Dr. Wayne Olan is a leader in the Washington D.C.-area in both the medical and the lacrosse communities. Dr. Olan serves as the Director of Interventional and Endovascular Neurosurgery at The George Washington University Hospital, an Associate Professor at The George Washington School of Medicine & Health Sciences and a Consulting Physician to the National Institutes of Health (NIH). Before attending medical school Dr. Olan played college lacrosse and currently coaches at the youth and high school levels for the DC Express and at Georgetown Prep in Bethesda, MD.
As both a neurosurgeon and as a lacrosse coach, Dr. Olan has seen the effects of brain injury epidemic from multiple angles and believes that it isn’t necessarily the one “big hit” that causes the most damage. Dr. Olan, along with most of the research and medical community, now understands that repetitive head impacts over time pose the bigger risk to long-term health, including problems with concentration, memory, headaches and behavioral changes.
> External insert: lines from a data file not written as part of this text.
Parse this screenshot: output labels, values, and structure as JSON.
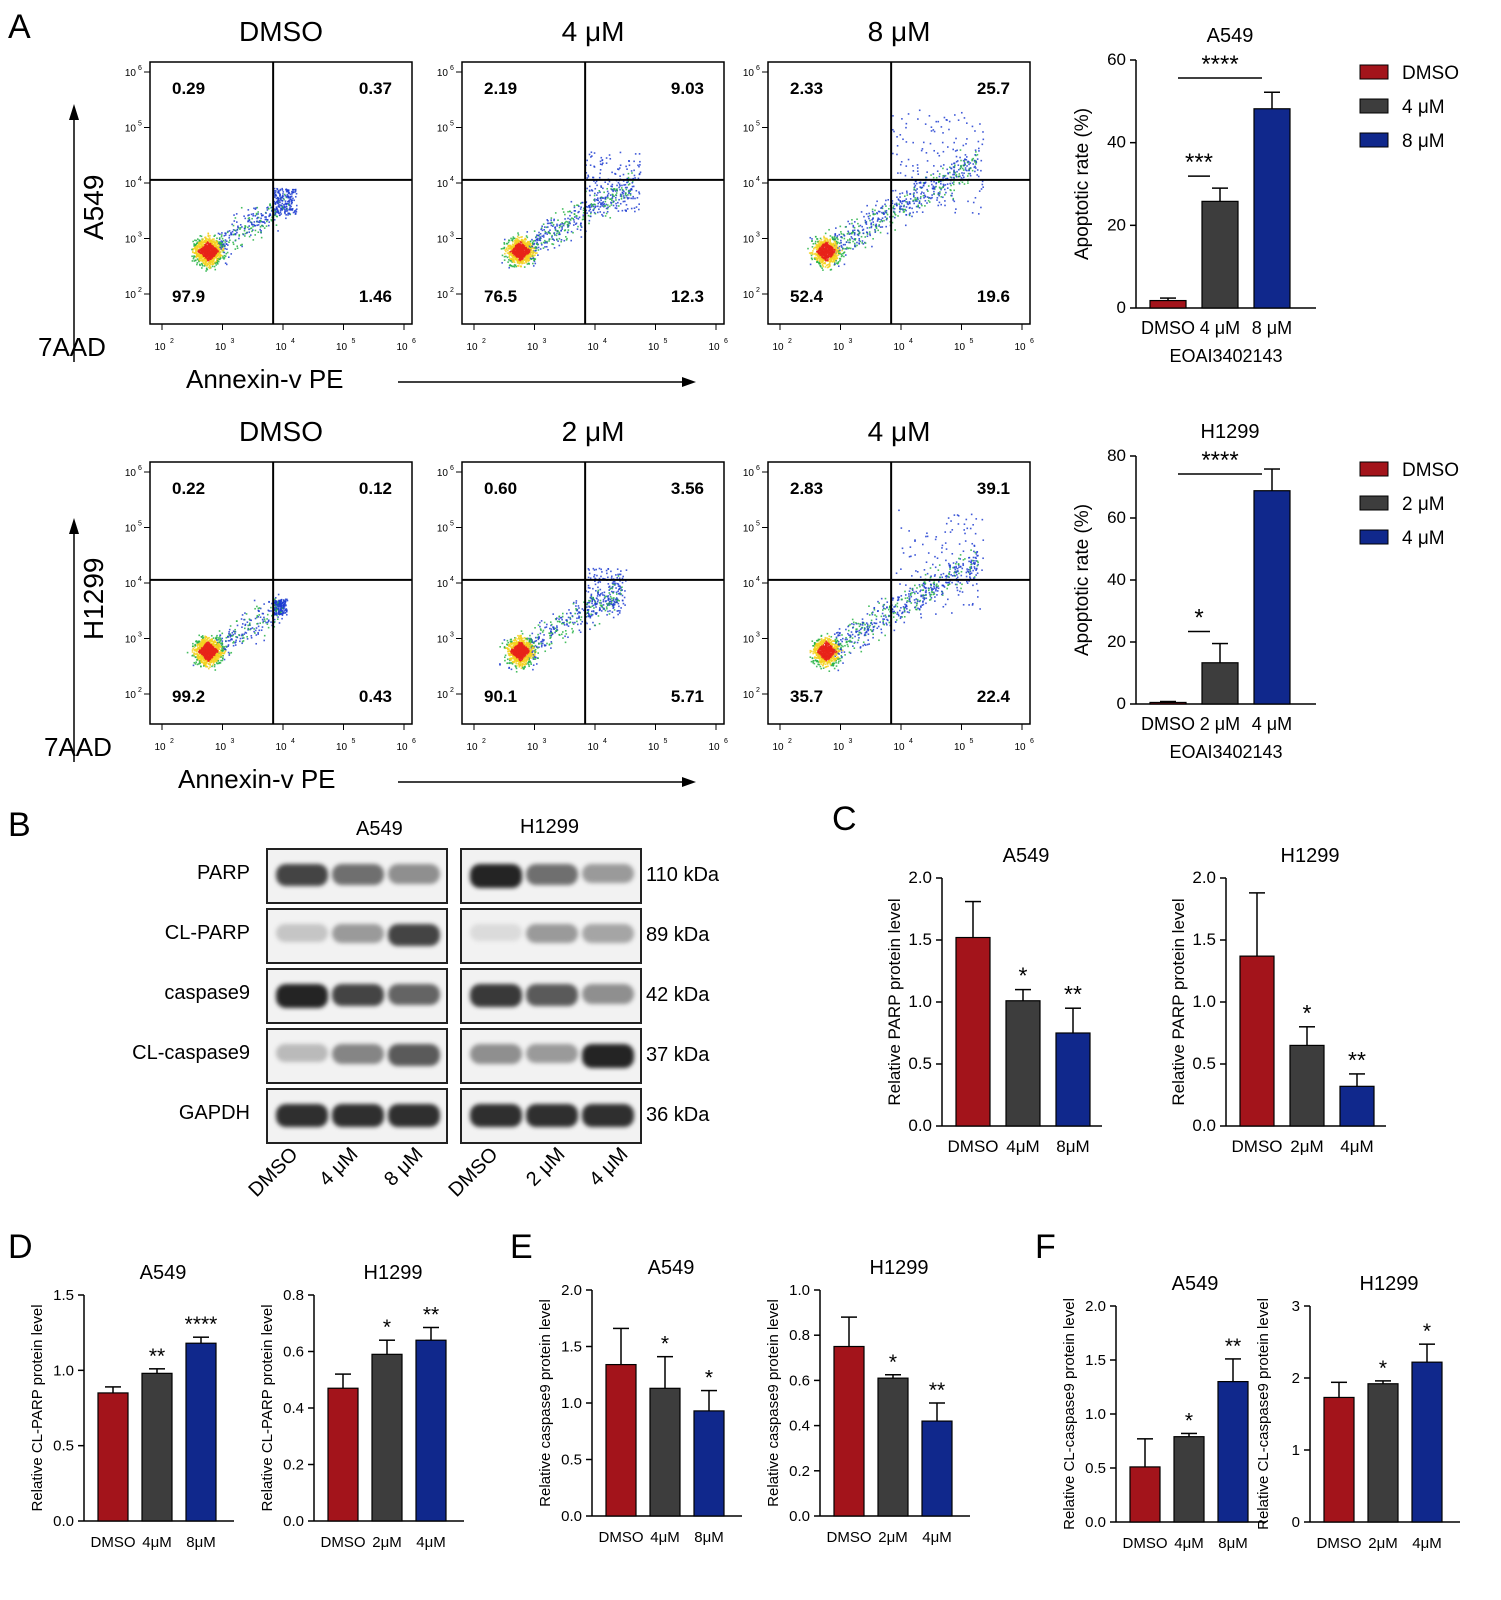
{
  "letters": {
    "A": "A",
    "B": "B",
    "C": "C",
    "D": "D",
    "E": "E",
    "F": "F"
  },
  "flow_common": {
    "y_label": "7AAD",
    "x_label": "Annexin-v  PE",
    "ticks": [
      "10",
      "10",
      "10",
      "10",
      "10"
    ],
    "tick_exps": [
      "2",
      "3",
      "4",
      "5",
      "6"
    ]
  },
  "flow_rows": [
    {
      "cell_line": "A549",
      "plots": [
        {
          "title": "DMSO",
          "q": [
            "0.29",
            "0.37",
            "97.9",
            "1.46"
          ],
          "spread": 0.25
        },
        {
          "title": "4 μM",
          "q": [
            "2.19",
            "9.03",
            "76.5",
            "12.3"
          ],
          "spread": 0.6
        },
        {
          "title": "8 μM",
          "q": [
            "2.33",
            "25.7",
            "52.4",
            "19.6"
          ],
          "spread": 1.0
        }
      ]
    },
    {
      "cell_line": "H1299",
      "plots": [
        {
          "title": "DMSO",
          "q": [
            "0.22",
            "0.12",
            "99.2",
            "0.43"
          ],
          "spread": 0.15
        },
        {
          "title": "2 μM",
          "q": [
            "0.60",
            "3.56",
            "90.1",
            "5.71"
          ],
          "spread": 0.45
        },
        {
          "title": "4 μM",
          "q": [
            "2.83",
            "39.1",
            "35.7",
            "22.4"
          ],
          "spread": 1.0
        }
      ]
    }
  ],
  "blot": {
    "headers": [
      "A549",
      "H1299"
    ],
    "proteins": [
      "PARP",
      "CL-PARP",
      "caspase9",
      "CL-caspase9",
      "GAPDH"
    ],
    "kda": [
      "110 kDa",
      "89 kDa",
      "42 kDa",
      "37 kDa",
      "36 kDa"
    ],
    "lanes_left": [
      "DMSO",
      "4 μM",
      "8 μM"
    ],
    "lanes_right": [
      "DMSO",
      "2 μM",
      "4 μM"
    ]
  },
  "colors": {
    "DMSO": "#a3141b",
    "mid": "#3d3d3d",
    "high": "#10288c"
  },
  "chart_data": [
    {
      "type": "bar",
      "title": "A549",
      "xlabel": "EOAI3402143",
      "ylabel": "Apoptotic rate (%)",
      "categories": [
        "DMSO",
        "4 μM",
        "8 μM"
      ],
      "values": [
        1.8,
        25.8,
        48.2
      ],
      "errors": [
        0.6,
        3.2,
        4.0
      ],
      "ylim": [
        0,
        60
      ],
      "yticks": [
        "0",
        "20",
        "40",
        "60"
      ],
      "legend": [
        "DMSO",
        "4 μM",
        "8 μM"
      ],
      "sig": [
        {
          "from": 0,
          "to": 1,
          "text": "***"
        },
        {
          "from": 0,
          "to": 2,
          "text": "****"
        }
      ]
    },
    {
      "type": "bar",
      "title": "H1299",
      "xlabel": "EOAI3402143",
      "ylabel": "Apoptotic rate (%)",
      "categories": [
        "DMSO",
        "2 μM",
        "4 μM"
      ],
      "values": [
        0.5,
        13.3,
        68.8
      ],
      "errors": [
        0.3,
        6.2,
        7.0
      ],
      "ylim": [
        0,
        80
      ],
      "yticks": [
        "0",
        "20",
        "40",
        "60",
        "80"
      ],
      "legend": [
        "DMSO",
        "2 μM",
        "4 μM"
      ],
      "sig": [
        {
          "from": 0,
          "to": 1,
          "text": "*"
        },
        {
          "from": 0,
          "to": 2,
          "text": "****"
        }
      ]
    },
    {
      "type": "bar",
      "title": "A549",
      "ylabel": "Relative PARP protein level",
      "categories": [
        "DMSO",
        "4μM",
        "8μM"
      ],
      "values": [
        1.52,
        1.01,
        0.75
      ],
      "errors": [
        0.29,
        0.09,
        0.2
      ],
      "ylim": [
        0,
        2.0
      ],
      "yticks": [
        "0.0",
        "0.5",
        "1.0",
        "1.5",
        "2.0"
      ],
      "stars": [
        "",
        "*",
        "**"
      ]
    },
    {
      "type": "bar",
      "title": "H1299",
      "ylabel": "Relative PARP protein level",
      "categories": [
        "DMSO",
        "2μM",
        "4μM"
      ],
      "values": [
        1.37,
        0.65,
        0.32
      ],
      "errors": [
        0.51,
        0.15,
        0.1
      ],
      "ylim": [
        0,
        2.0
      ],
      "yticks": [
        "0.0",
        "0.5",
        "1.0",
        "1.5",
        "2.0"
      ],
      "stars": [
        "",
        "*",
        "**"
      ]
    },
    {
      "type": "bar",
      "title": "A549",
      "ylabel": "Relative CL-PARP protein level",
      "categories": [
        "DMSO",
        "4μM",
        "8μM"
      ],
      "values": [
        0.85,
        0.98,
        1.18
      ],
      "errors": [
        0.04,
        0.03,
        0.04
      ],
      "ylim": [
        0,
        1.5
      ],
      "yticks": [
        "0.0",
        "0.5",
        "1.0",
        "1.5"
      ],
      "stars": [
        "",
        "**",
        "****"
      ]
    },
    {
      "type": "bar",
      "title": "H1299",
      "ylabel": "Relative CL-PARP protein level",
      "categories": [
        "DMSO",
        "2μM",
        "4μM"
      ],
      "values": [
        0.47,
        0.59,
        0.64
      ],
      "errors": [
        0.05,
        0.05,
        0.045
      ],
      "ylim": [
        0,
        0.8
      ],
      "yticks": [
        "0.0",
        "0.2",
        "0.4",
        "0.6",
        "0.8"
      ],
      "stars": [
        "",
        "*",
        "**"
      ]
    },
    {
      "type": "bar",
      "title": "A549",
      "ylabel": "Relative caspase9 protein level",
      "categories": [
        "DMSO",
        "4μM",
        "8μM"
      ],
      "values": [
        1.34,
        1.13,
        0.93
      ],
      "errors": [
        0.32,
        0.28,
        0.18
      ],
      "ylim": [
        0,
        2.0
      ],
      "yticks": [
        "0.0",
        "0.5",
        "1.0",
        "1.5",
        "2.0"
      ],
      "stars": [
        "",
        "*",
        "*"
      ]
    },
    {
      "type": "bar",
      "title": "H1299",
      "ylabel": "Relative caspase9 protein level",
      "categories": [
        "DMSO",
        "2μM",
        "4μM"
      ],
      "values": [
        0.75,
        0.61,
        0.42
      ],
      "errors": [
        0.13,
        0.015,
        0.08
      ],
      "ylim": [
        0,
        1.0
      ],
      "yticks": [
        "0.0",
        "0.2",
        "0.4",
        "0.6",
        "0.8",
        "1.0"
      ],
      "stars": [
        "",
        "*",
        "**"
      ]
    },
    {
      "type": "bar",
      "title": "A549",
      "ylabel": "Relative CL-caspase9 protein level",
      "categories": [
        "DMSO",
        "4μM",
        "8μM"
      ],
      "values": [
        0.51,
        0.79,
        1.3
      ],
      "errors": [
        0.26,
        0.03,
        0.21
      ],
      "ylim": [
        0,
        2.0
      ],
      "yticks": [
        "0.0",
        "0.5",
        "1.0",
        "1.5",
        "2.0"
      ],
      "stars": [
        "",
        "*",
        "**"
      ]
    },
    {
      "type": "bar",
      "title": "H1299",
      "ylabel": "Relative CL-caspase9 protein level",
      "categories": [
        "DMSO",
        "2μM",
        "4μM"
      ],
      "values": [
        1.73,
        1.92,
        2.22
      ],
      "errors": [
        0.21,
        0.04,
        0.25
      ],
      "ylim": [
        0,
        3
      ],
      "yticks": [
        "0",
        "1",
        "2",
        "3"
      ],
      "stars": [
        "",
        "*",
        "*"
      ]
    }
  ]
}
“It’s obvious sometimes when you see a player take one large hit and doesn’t quite get up so quickly,” says Dr. Olan. “There are other issues involved like repetitive hits. Players will undergo multiple, factorial, logarithmic hits with one building on top of the other throughout the course of a practice or game and in the long run, that may be even worse than one large hit.”
A common misconception about helmets is that they protect the brain from concussions and other head injuries. Helmets are ultimately designed to protect the skull from fractures, not the brain. Dr. Olan echoes this point, “The helmet is a very good tool in the prevention of a head injury, but it doesn’t really do very much to protect the acceleration and subsequent deceleration of the brain inside the skull.”
Dr. Olan believes that there is a new, breakthrough solution to help protect athletes against the effects of repetitive head impacts, called the Q-Collar. “The science behind the Q-Collar is mind-boggling in its simplicity,” Dr. Olan says. “These were clinical trials on large numbers of athletes, high schoolers with developing brains. Using imaging, there were objective findings on MRI’s that you can measure showing the difference the Q-Collar made for the athletes wearing it.”